Für die Erwachsenen bleibt eine Tanzshow und der gut gemachte Swing eines Orchesters, das schon rein quantitativ den Namen verdient – im Gegensatz zu anderen Stage-Produktionen kommt wenig vom Band oder aus dem Keyboard, dafür sitzen echte Menschen im Orchestergraben. Leider gibt es in den sentimentalen Momenten der Geschichte auch jene Musical-Balladen, die nicht nur vor Kitsch triefen, sondern auch austauschbar wirken: Ob nun Aladdin seine Jasmin, Rocky seine Adrian oder Tarzan seine Jane küsst, der Geigen-Pop klingt immer gleich.
Was die Ticketpreise betrifft, so hat Stage Entertainment bei Aladdin auf das bereits hohe Niveau anderer Shows nochmal draufgesattelt: Je nach Wochentag und Ferienzeit reicht die Preisspanne für Normalpreistickets in der mittleren Preiskategorie von 100 bis 135 Euro, Service- und Versandgebühren kommen noch dazu.

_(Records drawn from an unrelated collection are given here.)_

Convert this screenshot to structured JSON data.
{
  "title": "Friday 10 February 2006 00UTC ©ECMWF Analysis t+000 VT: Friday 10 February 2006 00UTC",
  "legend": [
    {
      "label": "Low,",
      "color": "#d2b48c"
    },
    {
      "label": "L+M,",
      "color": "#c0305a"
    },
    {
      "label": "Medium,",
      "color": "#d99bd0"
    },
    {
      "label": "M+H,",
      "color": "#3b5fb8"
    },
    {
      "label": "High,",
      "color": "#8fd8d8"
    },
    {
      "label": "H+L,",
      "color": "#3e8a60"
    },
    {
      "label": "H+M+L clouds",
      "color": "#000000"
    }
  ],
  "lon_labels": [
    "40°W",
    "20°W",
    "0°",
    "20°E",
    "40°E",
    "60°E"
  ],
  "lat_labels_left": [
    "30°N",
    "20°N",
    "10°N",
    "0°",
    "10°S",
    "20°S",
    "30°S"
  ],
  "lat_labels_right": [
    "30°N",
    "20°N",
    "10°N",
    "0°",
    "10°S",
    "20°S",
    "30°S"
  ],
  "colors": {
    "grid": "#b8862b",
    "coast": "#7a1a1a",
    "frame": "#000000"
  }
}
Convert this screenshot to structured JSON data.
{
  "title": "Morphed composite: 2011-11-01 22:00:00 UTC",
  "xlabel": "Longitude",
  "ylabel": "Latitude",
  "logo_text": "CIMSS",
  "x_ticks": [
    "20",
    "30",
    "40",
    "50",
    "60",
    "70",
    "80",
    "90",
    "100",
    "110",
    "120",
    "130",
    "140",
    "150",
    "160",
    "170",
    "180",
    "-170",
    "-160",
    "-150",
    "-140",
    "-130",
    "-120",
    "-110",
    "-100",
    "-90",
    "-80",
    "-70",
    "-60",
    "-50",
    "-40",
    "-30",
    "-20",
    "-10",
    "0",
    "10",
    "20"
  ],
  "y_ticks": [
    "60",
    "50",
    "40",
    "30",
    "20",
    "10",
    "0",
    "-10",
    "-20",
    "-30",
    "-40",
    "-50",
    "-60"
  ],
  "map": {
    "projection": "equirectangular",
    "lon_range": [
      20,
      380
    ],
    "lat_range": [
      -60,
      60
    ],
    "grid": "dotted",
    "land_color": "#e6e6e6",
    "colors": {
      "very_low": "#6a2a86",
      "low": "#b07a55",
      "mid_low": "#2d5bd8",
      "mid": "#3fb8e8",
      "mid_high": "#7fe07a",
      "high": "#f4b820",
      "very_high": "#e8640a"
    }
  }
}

Stage Entertainment begründet die Preispolitik mit dem hohen Aufwand an Material und den vielen Darstellern und Musikern. Im Umkehrschluss hieße das, dass bei den anderen Musicals der Aufwand geringer sein muss. Das lässt sich aus der Zuschauersicht nicht bestätigen: Aladdin spielt in einer Liga mit Tarzan und „König der Löwen“.